Media sharing options also get a boost - at least as long as you're with others in the S 4 clan. Music can be shared among eight S 4 owners, no wi-fi required. Games and photos can also be shared.
Business buyers also get Knox, Samsung's new software that can be used to encrypt data and remotely control a phone's security settings - think a BlackBerry-level of control, but without the need for BlackBerry servers.
Other sharing features include the ability to display photos on your S 4 in 1080p on your TV, and watch television content on your S 4 courtesy of Samsung's WatchOn software (I'm still waiting for confirmation if it'll be compatible with Sky and Freeview. UPDATE: Samsung is not sure at this point if this feature will be available in NZ).
The S 4 makes it easier to upload photos to Facebook (one suspects Android maker Google would prefer its Plus service to be emphasised) and, more uniquely, you'll be able to order hardcover books of your photos (pricing of $US10 to $US30 was quoted at the event; Samsung is not sure yet if this service will be available in NZ).
The short story: the S 4 is the phone you can control with a glance of your eyes or a hover of your finger. In demo at least, it looked pretty nifty. Now we wait for the handset to be available for hands on review ...
Earlier: Samsung is unveiling it Galaxy S 4 smartphone today - but can the company live up to the hype.
The Galaxy S III was released in May 2012. Samsung sold 30 million by the end of the year, making it easily the biggest selling Android. Some analysts say it outsold the iPhone 5 (it can't be said definitively as Apple does not break out iPhone sales by model; in its December quarter Apple sold a record 48 million iPhones total, against 63 million for Samsung across all its smartphone models. Looking at the big picture, IDC says iPhone represented 19% of global smartphone shipments in 2012, compared with about 70% for all Android phones).
Unpacking streamed live
For Galaxy completiists, the New York unpacking (which starts 12pm NZ) time will be live streamed to Samsung Mobile's YouTube channel.
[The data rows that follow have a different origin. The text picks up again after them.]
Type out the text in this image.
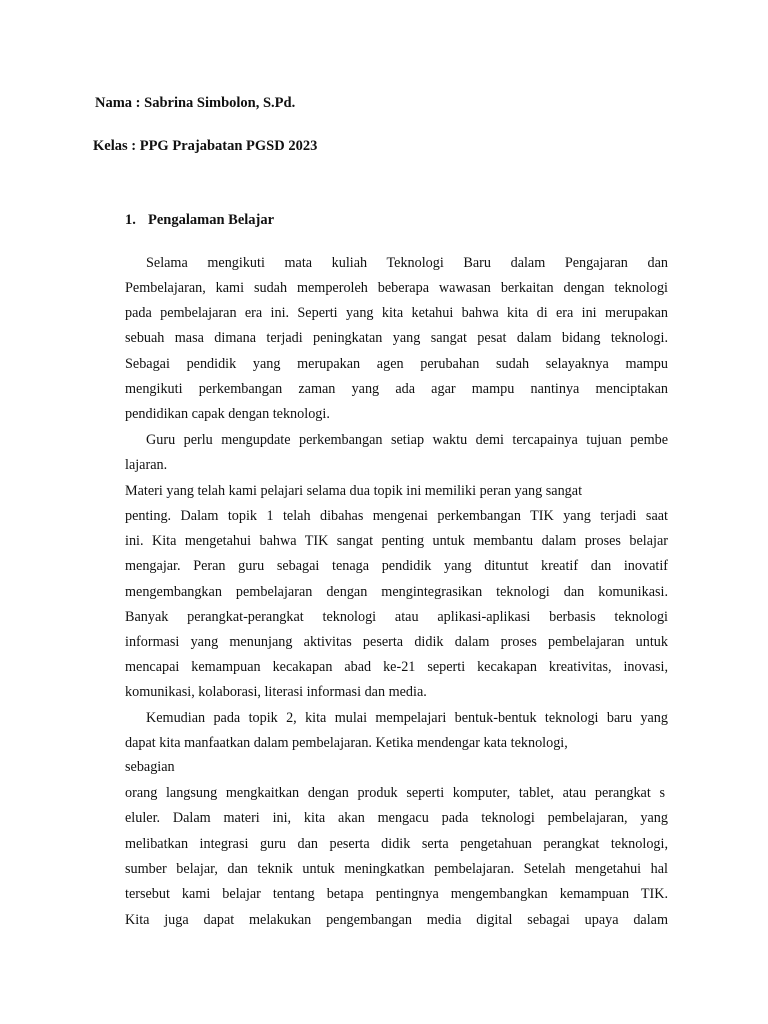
Nama : Sabrina Simbolon, S.Pd.
Kelas : PPG Prajabatan PGSD 2023
1. Pengalaman Belajar
Selama mengikuti mata kuliah Teknologi Baru dalam Pengajaran dan
Pembelajaran, kami sudah memperoleh beberapa wawasan berkaitan dengan teknologi
pada pembelajaran era ini. Seperti yang kita ketahui bahwa kita di era ini merupakan
sebuah masa dimana terjadi peningkatan yang sangat pesat dalam bidang teknologi.
Sebagai pendidik yang merupakan agen perubahan sudah selayaknya mampu
mengikuti perkembangan zaman yang ada agar mampu nantinya menciptakan
pendidikan capak dengan teknologi.
Guru perlu mengupdate perkembangan setiap waktu demi tercapainya tujuan pembe
lajaran.
Materi yang telah kami pelajari selama dua topik ini memiliki peran yang sangat
penting. Dalam topik 1 telah dibahas mengenai perkembangan TIK yang terjadi saat
ini. Kita mengetahui bahwa TIK sangat penting untuk membantu dalam proses belajar
mengajar. Peran guru sebagai tenaga pendidik yang dituntut kreatif dan inovatif
mengembangkan pembelajaran dengan mengintegrasikan teknologi dan komunikasi.
Banyak perangkat-perangkat teknologi atau aplikasi-aplikasi berbasis teknologi
informasi yang menunjang aktivitas peserta didik dalam proses pembelajaran untuk
mencapai kemampuan kecakapan abad ke-21 seperti kecakapan kreativitas, inovasi,
komunikasi, kolaborasi, literasi informasi dan media.
Kemudian pada topik 2, kita mulai mempelajari bentuk-bentuk teknologi baru yang
dapat kita manfaatkan dalam pembelajaran. Ketika mendengar kata teknologi,
sebagian
orang langsung mengkaitkan dengan produk seperti komputer, tablet, atau perangkat s
eluler. Dalam materi ini, kita akan mengacu pada teknologi pembelajaran, yang
melibatkan integrasi guru dan peserta didik serta pengetahuan perangkat teknologi,
sumber belajar, dan teknik untuk meningkatkan pembelajaran. Setelah mengetahui hal
tersebut kami belajar tentang betapa pentingnya mengembangkan kemampuan TIK.
Kita juga dapat melakukan pengembangan media digital sebagai upaya dalam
NBR will likely be attending a midday Auckland event, so I'll post any local carrier, pricing or timing details that emerge from that - so check back later today.
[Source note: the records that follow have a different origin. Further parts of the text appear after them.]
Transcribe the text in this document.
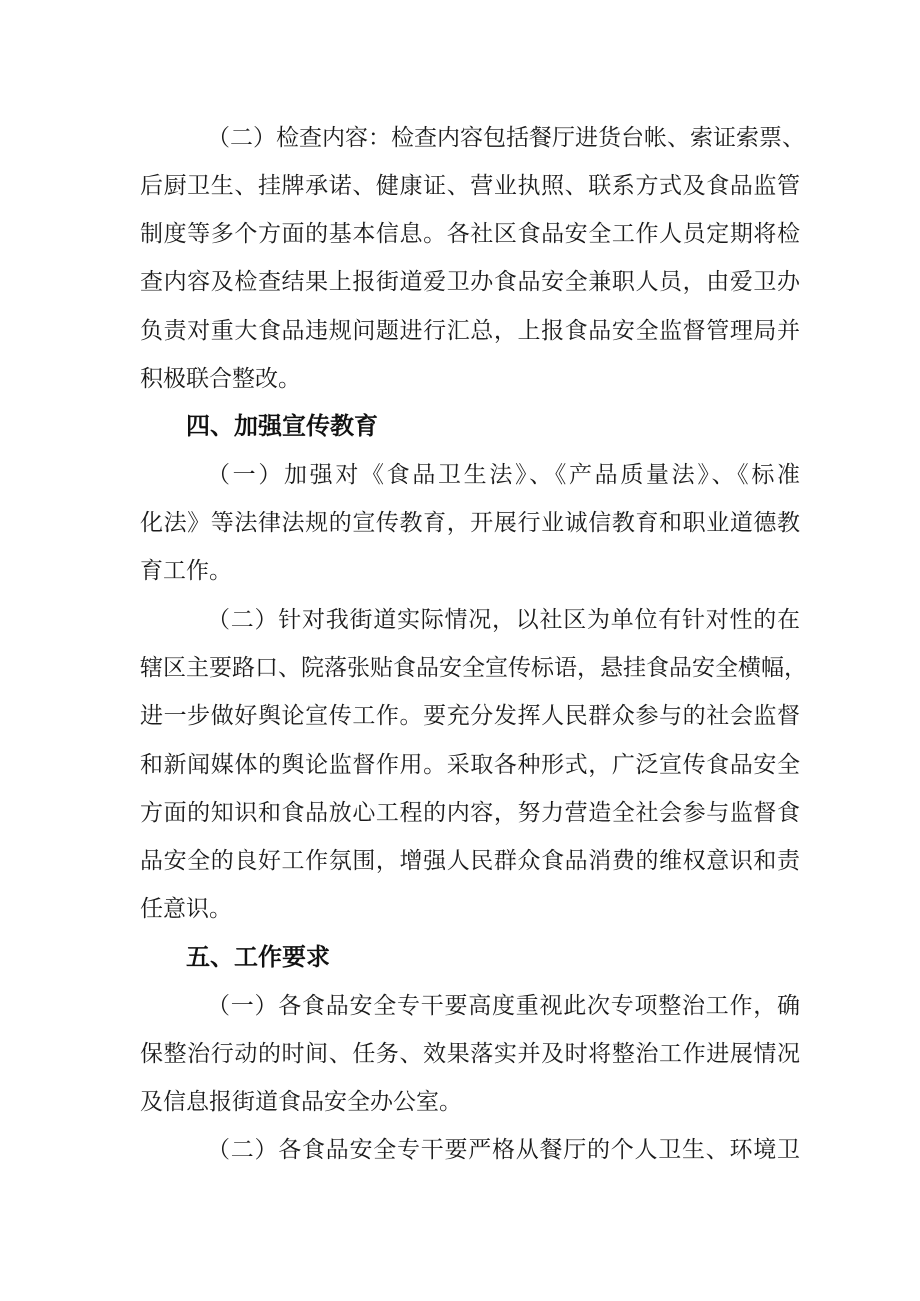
（二）检查内容：检查内容包括餐厅进货台帐、索证索票、
后厨卫生、挂牌承诺、健康证、营业执照、联系方式及食品监管
制度等多个方面的基本信息。各社区食品安全工作人员定期将检
查内容及检查结果上报街道爱卫办食品安全兼职人员，由爱卫办
负责对重大食品违规问题进行汇总，上报食品安全监督管理局并
积极联合整改。
四、加强宣传教育
（一）加强对《食品卫生法》、《产品质量法》、《标准
化法》等法律法规的宣传教育，开展行业诚信教育和职业道德教
育工作。
（二）针对我街道实际情况，以社区为单位有针对性的在
辖区主要路口、院落张贴食品安全宣传标语，悬挂食品安全横幅，
进一步做好舆论宣传工作。要充分发挥人民群众参与的社会监督
和新闻媒体的舆论监督作用。采取各种形式，广泛宣传食品安全
方面的知识和食品放心工程的内容，努力营造全社会参与监督食
品安全的良好工作氛围，增强人民群众食品消费的维权意识和责
任意识。
五、工作要求
（一）各食品安全专干要高度重视此次专项整治工作，确
保整治行动的时间、任务、效果落实并及时将整治工作进展情况
及信息报街道食品安全办公室。
（二）各食品安全专干要严格从餐厅的个人卫生、环境卫
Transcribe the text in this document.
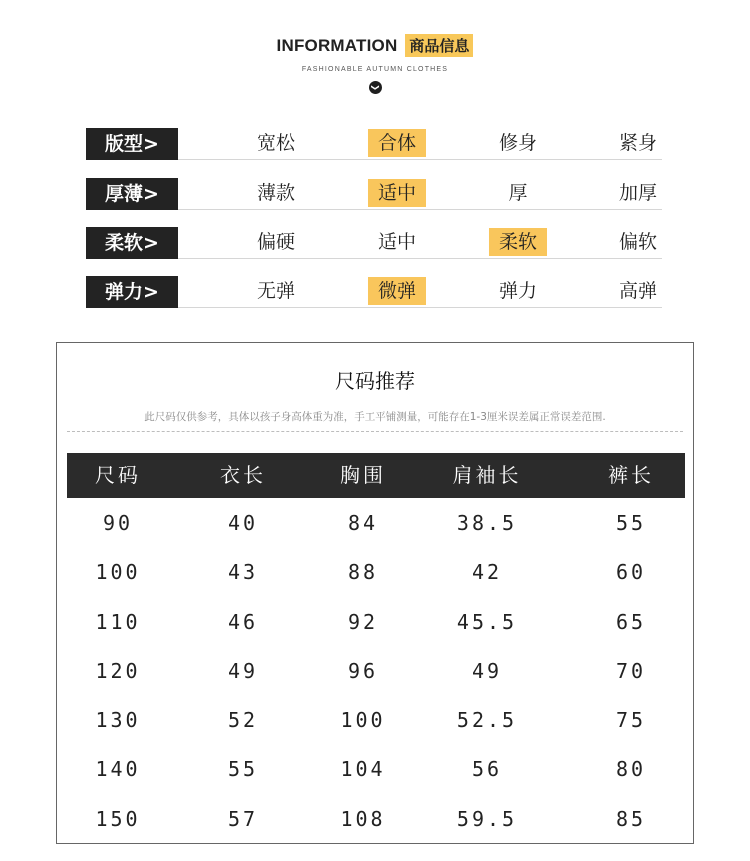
INFORMATION 商品信息
FASHIONABLE AUTUMN CLOTHES
❯
版型>	宽松	合体	修身	紧身
厚薄>	薄款	适中	厚	加厚
柔软>	偏硬	适中	柔软	偏软
弹力>	无弹	微弹	弹力	高弹
尺码推荐
此尺码仅供参考，具体以孩子身高体重为准，手工平铺测量，可能存在1-3厘米误差属正常误差范围.
尺码	衣长	胸围	肩袖长	裤长
90	40	84	38.5	55
100	43	88	42	60
110	46	92	45.5	65
120	49	96	49	70
130	52	100	52.5	75
140	55	104	56	80
150	57	108	59.5	85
Meanwhile in a rare interview published in the Wall Street Journal today, Apple market boss Phil Schiller takes a swing at Android phones in general.
"Android is often given as a free replacement for a feature phone and the experience isn't as good as an iPhone," he says.
We can't say that never would have happened in Steve Jobs' day, as the Apple co-founder was forever taking schoolboy swipes at Android.
Still, bad form. Focus on improviing your own product.